It was a beautiful day in Bogotá, Colombia. It had not rained at all and the sun was shining with no clouds. Taking in the beautiful sunshine and enjoying the chilly yet comfortable temperature, my colleagues and I sat in a beautiful park in downtown Bogotá and discussed our upcoming meeting with ASOTRECOL, the Association of Injured and Ex-Workers of GM Colmotores de Colombia. After a brief intro into their labor plight and subsequent firings, we hailed taxis and made our way to the U.S. Embassy.
As we got out of our taxis, we were greeted by the pleasant smile of Jorge Alberto Parra, eagerly awaiting our arrival to tell us his and the rest of ASOTRECOL’s story. Set up in front of the U.S. Embassy in protest following the government bailout that made the U.S. government a major shareholder of GM, Jorge welcomed us to their tents.
“Welcome, please make yourselves feel at home,” Jorge invited us as he gingerly walked over to the tents with his cane to pick out some chairs for us. Manuel Ospina, Carlos Ernesto Trujillo, and Pedro Pablo Rincon soon joined Jorge in telling us their captivating story.
“We all have responsibilities, kids, so we have to look for money to support our families; we have no healthcare or other benefits.”
All the workers we met with suffered work related injuries that prevent them from working, whether at GM or elsewhere. Work injuries, such as carpal tunnel and rotator cuff syndrome due to repetitive motions and herniated and bulging disks from lifting and operating heavy machinery, have left the workers with limited income possibilities. They walk cautiously and slowly, often with the help of a cane. Such is the case for Jorge and Manuel.
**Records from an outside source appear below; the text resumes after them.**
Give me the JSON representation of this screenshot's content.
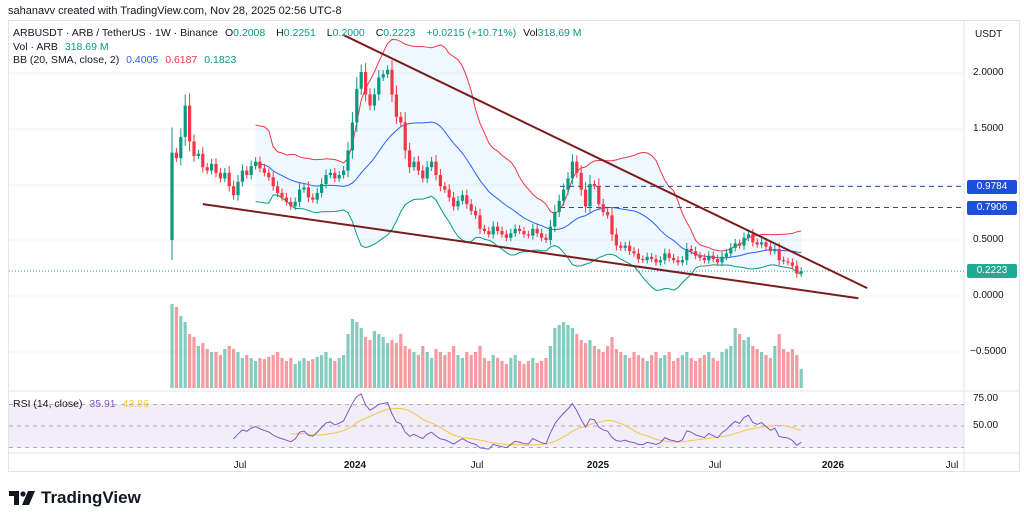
{
  "credit": "sahanavv created with TradingView.com, Nov 28, 2025 02:56 UTC-8",
  "legend": {
    "symbol": "ARBUSDT · ARB / TetherUS · 1W · Binance",
    "o_label": "O",
    "o": "0.2008",
    "h_label": "H",
    "h": "0.2251",
    "l_label": "L",
    "l": "0.2000",
    "c_label": "C",
    "c": "0.2223",
    "change": "+0.0215 (+10.71%)",
    "vol_label": "Vol",
    "vol": "318.69 M",
    "vol_title": "Vol · ARB",
    "vol_value": "318.69 M",
    "bb_title": "BB (20, SMA, close, 2)",
    "bb_basis": "0.4005",
    "bb_upper": "0.6187",
    "bb_lower": "0.1823",
    "rsi_title": "RSI (14, close)",
    "rsi_value": "35.91",
    "rsi_ma": "43.86"
  },
  "price_axis": {
    "currency": "USDT",
    "ticks": [
      "2.0000",
      "1.5000",
      "0.5000",
      "0.0000",
      "−0.5000"
    ],
    "rsi_ticks": [
      "75.00",
      "50.00"
    ]
  },
  "tags": {
    "level1": "0.9784",
    "level2": "0.7906",
    "last": "0.2223"
  },
  "time_axis": [
    "Jul",
    "2024",
    "Jul",
    "2025",
    "Jul",
    "2026",
    "Jul"
  ],
  "logo": "TradingView",
  "colors": {
    "up": "#089981",
    "down": "#f23645",
    "bb_basis": "#2962ff",
    "bb_upper": "#f23645",
    "bb_lower": "#089981",
    "trend": "#7b1c1c",
    "rsi": "#7e57c2",
    "rsi_ma": "#f7c548",
    "level": "#2a4a9e"
  },
  "chart_data": {
    "type": "candlestick",
    "symbol": "ARBUSDT",
    "interval": "1W",
    "start_week": "2023-03-20",
    "first_open": 0.5,
    "close": [
      1.28,
      1.23,
      1.42,
      1.7,
      1.38,
      1.25,
      1.27,
      1.15,
      1.12,
      1.18,
      1.1,
      1.05,
      1.1,
      0.98,
      0.9,
      1.02,
      1.12,
      1.08,
      1.16,
      1.2,
      1.14,
      1.1,
      1.06,
      0.98,
      0.92,
      0.88,
      0.84,
      0.8,
      0.84,
      0.95,
      0.97,
      0.88,
      0.86,
      0.92,
      1.0,
      1.08,
      1.1,
      1.05,
      1.08,
      1.12,
      1.3,
      1.55,
      1.85,
      2.0,
      1.8,
      1.7,
      1.8,
      1.95,
      1.98,
      2.02,
      1.8,
      1.6,
      1.55,
      1.3,
      1.15,
      1.2,
      1.12,
      1.05,
      1.15,
      1.2,
      1.08,
      0.98,
      0.95,
      0.88,
      0.8,
      0.85,
      0.9,
      0.82,
      0.76,
      0.72,
      0.6,
      0.58,
      0.55,
      0.62,
      0.58,
      0.55,
      0.52,
      0.56,
      0.6,
      0.58,
      0.55,
      0.54,
      0.6,
      0.56,
      0.52,
      0.5,
      0.62,
      0.75,
      0.85,
      0.95,
      1.05,
      1.2,
      1.1,
      0.95,
      0.8,
      1.0,
      0.98,
      0.82,
      0.75,
      0.72,
      0.55,
      0.45,
      0.43,
      0.45,
      0.4,
      0.38,
      0.33,
      0.32,
      0.35,
      0.33,
      0.3,
      0.32,
      0.38,
      0.34,
      0.32,
      0.3,
      0.32,
      0.42,
      0.4,
      0.36,
      0.34,
      0.32,
      0.36,
      0.33,
      0.3,
      0.35,
      0.38,
      0.43,
      0.47,
      0.45,
      0.52,
      0.55,
      0.48,
      0.46,
      0.48,
      0.44,
      0.4,
      0.42,
      0.32,
      0.31,
      0.3,
      0.27,
      0.2,
      0.2223
    ],
    "volume_m": [
      1400,
      1350,
      1200,
      1100,
      900,
      850,
      700,
      750,
      650,
      600,
      600,
      550,
      650,
      700,
      650,
      600,
      500,
      550,
      500,
      450,
      500,
      480,
      520,
      550,
      600,
      500,
      450,
      500,
      400,
      450,
      500,
      450,
      480,
      520,
      550,
      600,
      500,
      450,
      500,
      550,
      900,
      1150,
      1100,
      1000,
      850,
      800,
      950,
      900,
      850,
      750,
      800,
      750,
      900,
      700,
      650,
      600,
      550,
      700,
      600,
      500,
      650,
      600,
      550,
      600,
      700,
      550,
      500,
      600,
      550,
      600,
      700,
      500,
      450,
      550,
      500,
      450,
      400,
      500,
      550,
      450,
      400,
      450,
      500,
      420,
      450,
      500,
      700,
      1000,
      1050,
      1100,
      1050,
      1000,
      900,
      800,
      750,
      800,
      700,
      650,
      600,
      700,
      850,
      650,
      600,
      550,
      500,
      600,
      550,
      500,
      450,
      550,
      600,
      500,
      550,
      600,
      450,
      500,
      550,
      600,
      500,
      450,
      500,
      550,
      600,
      500,
      450,
      600,
      650,
      700,
      1000,
      900,
      800,
      850,
      700,
      650,
      600,
      550,
      500,
      700,
      900,
      650,
      600,
      650,
      550,
      318.69
    ],
    "indicators": {
      "bb": {
        "length": 20,
        "mult": 2
      },
      "rsi": {
        "length": 14,
        "ma_length": 14
      }
    },
    "trendlines": [
      {
        "name": "upper",
        "from": {
          "week": 39,
          "price": 2.33
        },
        "to": {
          "week": 158,
          "price": 0.07
        }
      },
      {
        "name": "lower",
        "from": {
          "week": 7,
          "price": 0.82
        },
        "to": {
          "week": 156,
          "price": -0.02
        }
      }
    ],
    "horizontal_levels": [
      0.9784,
      0.7906
    ],
    "last_price": 0.2223,
    "ylim": [
      -0.85,
      2.35
    ],
    "rsi_ylim": [
      20,
      85
    ]
  }
}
ASOTRECOL’s protest against GM is centered on the complaint that the company systematically fired workers as the company’s doctors detected and diagnosed their injuries. Attributing these injuries to everyday life, GM’s failure to recognize these injuries as work related has left ASOTRECOL’s members without compensation and treatment. “As individuals they are isolated cases. But together they show there is an ergonomic risk at GM.”
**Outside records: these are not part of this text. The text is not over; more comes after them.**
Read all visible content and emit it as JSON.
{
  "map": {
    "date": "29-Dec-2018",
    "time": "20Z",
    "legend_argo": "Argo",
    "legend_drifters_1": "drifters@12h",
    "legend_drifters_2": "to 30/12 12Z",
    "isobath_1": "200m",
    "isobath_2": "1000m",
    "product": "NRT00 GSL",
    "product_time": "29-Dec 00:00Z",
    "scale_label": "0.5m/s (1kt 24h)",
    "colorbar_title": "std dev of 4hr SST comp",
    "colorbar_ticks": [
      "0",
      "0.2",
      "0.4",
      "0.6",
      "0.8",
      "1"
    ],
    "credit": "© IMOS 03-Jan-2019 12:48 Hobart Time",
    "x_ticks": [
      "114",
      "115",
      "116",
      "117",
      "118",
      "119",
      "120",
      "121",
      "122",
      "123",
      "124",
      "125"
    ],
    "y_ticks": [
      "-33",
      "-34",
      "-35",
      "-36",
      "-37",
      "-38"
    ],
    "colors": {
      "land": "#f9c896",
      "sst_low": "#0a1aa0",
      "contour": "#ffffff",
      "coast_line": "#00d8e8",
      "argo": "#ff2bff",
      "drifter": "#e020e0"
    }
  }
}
Since August 2, 2011 when these workers set up their tents in front of the U.S. Embassy, members of ASOTRECOL everyday ask that their rights be recognized and that GM improves the working conditions of the plant to prevent current and future workers from developing the same injuries affecting those sitting outside in protest.
Along with their claims for due compensation and healthcare, ASOTRECOL demands that GM institute reforms to the assembly line that includes the rotation of workers to avoid repetitive movements as well as new equipment that limits the stress placed on the bodies of the workers. Another important demand is occupational re-training so that they can be reintegrated into GM and work in some way that will not affect nor worsen their occupational injuries.
While GM has taken several positive steps, such as the rotating of workers in the assembly line and instituting a re-training program, ASOTRECOL’s members have not benefitted from these changes. “GM has stopped firing sick workers, because they would immediately come here to protest. Instead, now they are transferring them to different positions in the plant. GM is doing the re-training but has not included us in it,” Jorge told us with mixed emotions. He was happy for the better treatment of the current workers, yet felt left out.
Having spent almost a year outside of the U.S. Embassy, members of ASOTRECOL have consistently pressured for action from the U.S. The government bailout that kept GM from going under, along with the push for the Free Trade Agreement (FTA) between the U.S. and Colombia that produced the Labor Action Plan provide a platform for ASOTRECOL’s call for justice. The Labor Action Plan calls for the strengthening and implementation of Colombian labor laws, as well as the protection of union members.
The inaction of the U.S. has not been lost on the workers protesting outside the embassy. “It’s illogical that the same ambassador in Colombia is saying the Labor Action Plan is pushing for labor rights when a corporation, owned by the U.S. itself, is doing this to workers. So we set up the tents outside the U.S. Embassy.”
As the sun began to set and the comfortable afternoon temperature began to shift into a typical chilly Bogotá night, many of the workers present began to complain of how the cold affects them. Spending the night in a tent with no running water, no electricity, no heat and a makeshift kitchen would present an uncomfortable situation for just about anyone. However, for these workers, several of them with metal rods holding their injured bodies together, the cold Bogotá night presented them with another reminder of how costly their jobs have been on their physical wellbeing.
We said our goodbyes and thanked them for sharing their stories with us. The members of ASOTRECOL kindly invited us to join them as they celebrate their first anniversary in their tents outside the U.S. Embassy. Little did we know that one week after meeting with them, Jorge, Manuel, Carlos, and Pedro would commemorate their first anniversary of protest with a hunger strike, symbolically sewing their mouths shut as they continue to ask for justice.